Now in his senior year of high school, Aizik is a vastly different player from his first season just two years ago. Having transferred to Mililani to compete in the OIA Open, he’s already amassed an impressive 10.5 tackles, two interceptions, a forced fumble, and a fumble recovery in just four games. During this span, Mililani dominated opponents, outscoring them 179-31, and even holding Saint Louis to a single field goal. From someone who initially had no plans for football, Aizik now harbors big dreams: he’s gunning for the title of Gatorade Player of the Year and aspires to play in the NFL someday.
“I trust myself and I know I can continue to get better and continue to build,” he said. “Especially these colleges nowadays, you know, all of these programs, they all push out good players to the NFL, and that’s a goal for me: to get to college and hopefully to the next level.”
Indeed, Aizik’s transformation in such a short span is truly remarkable. “I look back at my film all the time and it’s like, ‘Dang!
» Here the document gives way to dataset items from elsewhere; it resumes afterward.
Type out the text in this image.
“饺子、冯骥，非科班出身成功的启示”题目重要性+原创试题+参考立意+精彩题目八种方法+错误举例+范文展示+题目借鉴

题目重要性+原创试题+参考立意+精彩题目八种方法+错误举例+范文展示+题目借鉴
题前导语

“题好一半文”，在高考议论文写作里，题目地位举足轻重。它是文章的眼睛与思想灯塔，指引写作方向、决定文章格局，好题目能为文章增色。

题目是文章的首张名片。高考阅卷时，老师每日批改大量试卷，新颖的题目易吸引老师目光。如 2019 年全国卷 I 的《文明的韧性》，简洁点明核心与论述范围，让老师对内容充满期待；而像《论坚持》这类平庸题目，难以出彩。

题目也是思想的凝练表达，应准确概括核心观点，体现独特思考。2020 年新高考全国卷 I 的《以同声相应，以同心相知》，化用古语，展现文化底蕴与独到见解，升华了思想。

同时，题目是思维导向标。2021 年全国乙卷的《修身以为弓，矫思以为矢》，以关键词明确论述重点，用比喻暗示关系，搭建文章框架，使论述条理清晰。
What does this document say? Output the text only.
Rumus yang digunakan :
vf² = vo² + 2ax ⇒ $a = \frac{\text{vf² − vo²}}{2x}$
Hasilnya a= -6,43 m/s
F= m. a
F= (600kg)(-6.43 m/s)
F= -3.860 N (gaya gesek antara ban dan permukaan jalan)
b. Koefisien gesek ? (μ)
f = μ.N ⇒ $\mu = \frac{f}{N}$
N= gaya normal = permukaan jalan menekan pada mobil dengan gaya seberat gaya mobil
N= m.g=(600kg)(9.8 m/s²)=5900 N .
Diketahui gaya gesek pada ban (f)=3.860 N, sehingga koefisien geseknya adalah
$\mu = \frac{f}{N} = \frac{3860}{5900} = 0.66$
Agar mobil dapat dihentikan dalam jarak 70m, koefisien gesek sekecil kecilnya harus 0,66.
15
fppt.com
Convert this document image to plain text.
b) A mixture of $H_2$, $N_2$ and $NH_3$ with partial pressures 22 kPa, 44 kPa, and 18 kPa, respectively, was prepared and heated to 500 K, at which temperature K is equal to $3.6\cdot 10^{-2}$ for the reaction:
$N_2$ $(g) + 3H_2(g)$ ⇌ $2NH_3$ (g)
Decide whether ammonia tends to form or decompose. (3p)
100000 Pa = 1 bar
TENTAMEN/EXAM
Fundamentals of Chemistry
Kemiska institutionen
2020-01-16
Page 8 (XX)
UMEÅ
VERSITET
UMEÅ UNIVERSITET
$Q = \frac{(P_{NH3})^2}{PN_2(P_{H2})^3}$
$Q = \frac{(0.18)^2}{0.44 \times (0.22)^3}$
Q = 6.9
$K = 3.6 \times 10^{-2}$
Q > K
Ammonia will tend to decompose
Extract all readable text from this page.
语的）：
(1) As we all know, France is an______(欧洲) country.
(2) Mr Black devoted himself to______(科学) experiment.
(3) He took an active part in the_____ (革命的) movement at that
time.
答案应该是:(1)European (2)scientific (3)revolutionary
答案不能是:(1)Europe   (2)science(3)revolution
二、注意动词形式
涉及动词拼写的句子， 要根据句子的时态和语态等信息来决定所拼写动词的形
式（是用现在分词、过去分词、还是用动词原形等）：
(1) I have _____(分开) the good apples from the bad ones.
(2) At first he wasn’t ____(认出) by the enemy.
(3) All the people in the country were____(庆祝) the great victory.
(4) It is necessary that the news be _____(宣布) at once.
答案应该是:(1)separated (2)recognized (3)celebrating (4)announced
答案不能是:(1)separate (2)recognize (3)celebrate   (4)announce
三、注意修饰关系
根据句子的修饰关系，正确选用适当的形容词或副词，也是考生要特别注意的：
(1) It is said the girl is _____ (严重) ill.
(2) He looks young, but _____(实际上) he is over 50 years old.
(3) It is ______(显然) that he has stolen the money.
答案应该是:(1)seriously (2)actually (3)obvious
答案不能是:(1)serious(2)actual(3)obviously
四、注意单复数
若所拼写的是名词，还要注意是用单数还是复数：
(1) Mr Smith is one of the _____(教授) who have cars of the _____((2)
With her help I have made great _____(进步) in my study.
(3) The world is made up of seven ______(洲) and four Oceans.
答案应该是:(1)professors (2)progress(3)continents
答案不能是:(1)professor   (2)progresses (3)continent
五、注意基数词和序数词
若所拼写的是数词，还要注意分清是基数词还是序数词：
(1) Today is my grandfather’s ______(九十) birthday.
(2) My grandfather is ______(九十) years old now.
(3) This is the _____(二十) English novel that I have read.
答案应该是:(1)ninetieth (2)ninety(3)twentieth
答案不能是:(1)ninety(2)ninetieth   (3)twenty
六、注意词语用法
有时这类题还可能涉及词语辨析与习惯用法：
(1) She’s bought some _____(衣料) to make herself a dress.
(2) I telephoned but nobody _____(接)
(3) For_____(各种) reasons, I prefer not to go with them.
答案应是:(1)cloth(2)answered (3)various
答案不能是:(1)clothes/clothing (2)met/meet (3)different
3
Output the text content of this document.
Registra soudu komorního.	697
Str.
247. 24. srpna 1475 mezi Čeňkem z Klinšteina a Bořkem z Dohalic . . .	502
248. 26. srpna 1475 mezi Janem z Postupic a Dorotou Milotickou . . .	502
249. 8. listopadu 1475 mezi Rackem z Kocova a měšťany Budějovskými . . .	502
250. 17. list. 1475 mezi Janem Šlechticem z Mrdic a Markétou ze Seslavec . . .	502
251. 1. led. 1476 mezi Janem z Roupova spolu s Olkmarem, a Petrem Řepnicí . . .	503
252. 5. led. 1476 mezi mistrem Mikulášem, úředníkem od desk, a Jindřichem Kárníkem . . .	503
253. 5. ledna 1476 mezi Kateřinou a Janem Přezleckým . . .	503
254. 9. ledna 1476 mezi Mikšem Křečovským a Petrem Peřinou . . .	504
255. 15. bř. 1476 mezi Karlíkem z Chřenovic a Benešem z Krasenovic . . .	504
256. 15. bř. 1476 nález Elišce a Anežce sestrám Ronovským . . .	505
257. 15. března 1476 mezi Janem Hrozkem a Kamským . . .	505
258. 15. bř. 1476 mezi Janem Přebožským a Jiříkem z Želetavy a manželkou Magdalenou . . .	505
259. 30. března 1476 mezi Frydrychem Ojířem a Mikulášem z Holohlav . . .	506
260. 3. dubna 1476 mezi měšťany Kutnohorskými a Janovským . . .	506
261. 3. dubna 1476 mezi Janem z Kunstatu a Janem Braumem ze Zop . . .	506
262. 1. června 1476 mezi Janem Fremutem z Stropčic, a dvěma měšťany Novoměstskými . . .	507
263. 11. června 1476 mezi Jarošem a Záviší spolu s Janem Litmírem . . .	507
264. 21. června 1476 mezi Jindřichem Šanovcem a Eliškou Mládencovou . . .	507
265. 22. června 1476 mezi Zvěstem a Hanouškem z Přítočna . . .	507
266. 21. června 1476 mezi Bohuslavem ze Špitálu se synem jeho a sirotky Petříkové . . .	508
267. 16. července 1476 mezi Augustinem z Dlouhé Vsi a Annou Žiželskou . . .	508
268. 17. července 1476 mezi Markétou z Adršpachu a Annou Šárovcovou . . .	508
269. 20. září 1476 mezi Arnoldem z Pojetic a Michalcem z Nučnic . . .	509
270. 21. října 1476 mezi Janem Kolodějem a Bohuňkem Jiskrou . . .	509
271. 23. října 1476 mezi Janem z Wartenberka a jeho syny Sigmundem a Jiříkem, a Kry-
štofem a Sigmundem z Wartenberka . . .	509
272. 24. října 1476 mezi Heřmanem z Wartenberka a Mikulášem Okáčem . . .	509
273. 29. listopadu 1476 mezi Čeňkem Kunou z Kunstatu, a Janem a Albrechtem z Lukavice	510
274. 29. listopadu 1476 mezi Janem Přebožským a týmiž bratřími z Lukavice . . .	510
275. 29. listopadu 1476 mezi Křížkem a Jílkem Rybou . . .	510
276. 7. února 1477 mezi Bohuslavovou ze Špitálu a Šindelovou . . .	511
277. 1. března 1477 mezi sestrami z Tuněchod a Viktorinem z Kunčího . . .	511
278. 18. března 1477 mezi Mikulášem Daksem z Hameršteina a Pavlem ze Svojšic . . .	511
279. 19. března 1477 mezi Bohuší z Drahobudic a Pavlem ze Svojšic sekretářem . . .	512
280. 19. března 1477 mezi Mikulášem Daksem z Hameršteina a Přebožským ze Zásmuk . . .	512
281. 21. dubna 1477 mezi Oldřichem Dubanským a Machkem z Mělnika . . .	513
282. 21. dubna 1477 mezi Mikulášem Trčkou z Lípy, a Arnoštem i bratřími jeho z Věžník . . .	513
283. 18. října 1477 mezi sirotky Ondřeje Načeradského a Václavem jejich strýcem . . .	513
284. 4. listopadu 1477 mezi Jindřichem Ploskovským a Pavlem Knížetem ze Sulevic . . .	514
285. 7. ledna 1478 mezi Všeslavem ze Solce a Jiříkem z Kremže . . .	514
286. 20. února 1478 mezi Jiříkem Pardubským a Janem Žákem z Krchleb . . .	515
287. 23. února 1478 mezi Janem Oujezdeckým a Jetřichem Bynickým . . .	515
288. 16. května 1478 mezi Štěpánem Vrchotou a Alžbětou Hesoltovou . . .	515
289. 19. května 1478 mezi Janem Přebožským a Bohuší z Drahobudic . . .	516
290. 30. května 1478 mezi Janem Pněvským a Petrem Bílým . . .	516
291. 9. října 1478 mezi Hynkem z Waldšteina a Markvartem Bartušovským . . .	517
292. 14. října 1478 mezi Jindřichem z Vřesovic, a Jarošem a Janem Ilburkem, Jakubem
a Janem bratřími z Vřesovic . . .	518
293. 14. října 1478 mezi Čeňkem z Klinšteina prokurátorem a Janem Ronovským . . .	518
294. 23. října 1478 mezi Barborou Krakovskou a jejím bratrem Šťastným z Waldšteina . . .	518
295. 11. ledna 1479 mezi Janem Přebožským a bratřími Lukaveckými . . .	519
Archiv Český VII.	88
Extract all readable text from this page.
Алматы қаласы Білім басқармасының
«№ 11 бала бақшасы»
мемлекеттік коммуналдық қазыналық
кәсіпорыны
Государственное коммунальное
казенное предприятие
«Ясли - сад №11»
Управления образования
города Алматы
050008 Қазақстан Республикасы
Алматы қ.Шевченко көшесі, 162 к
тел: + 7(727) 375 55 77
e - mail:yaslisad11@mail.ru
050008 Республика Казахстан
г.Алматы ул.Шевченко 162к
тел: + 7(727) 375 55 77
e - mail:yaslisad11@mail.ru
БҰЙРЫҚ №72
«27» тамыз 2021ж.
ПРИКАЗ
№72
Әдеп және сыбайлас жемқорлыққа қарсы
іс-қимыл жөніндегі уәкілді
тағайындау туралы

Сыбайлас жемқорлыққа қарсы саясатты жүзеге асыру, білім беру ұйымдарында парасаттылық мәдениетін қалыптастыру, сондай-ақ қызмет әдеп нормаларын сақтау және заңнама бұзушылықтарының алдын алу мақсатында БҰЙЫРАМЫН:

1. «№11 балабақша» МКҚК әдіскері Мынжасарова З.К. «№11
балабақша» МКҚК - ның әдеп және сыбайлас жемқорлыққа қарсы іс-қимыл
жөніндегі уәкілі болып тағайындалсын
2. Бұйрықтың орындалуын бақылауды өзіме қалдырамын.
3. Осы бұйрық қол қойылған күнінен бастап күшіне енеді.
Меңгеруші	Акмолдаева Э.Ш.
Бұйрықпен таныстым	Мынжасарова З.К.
That’s terrible,’” he said, referring to his sophomore year. But while Aizik may have changed as a player, he has always remained humble, selfless, faithful, and most of all, grateful.
“I see football as a tool, for anybody out there, you know—whatever sport that they take serious, it’s a tool to give back,” Aizik said. “I just feel like football is a blessing from up above, to be able to use it to serve my family.”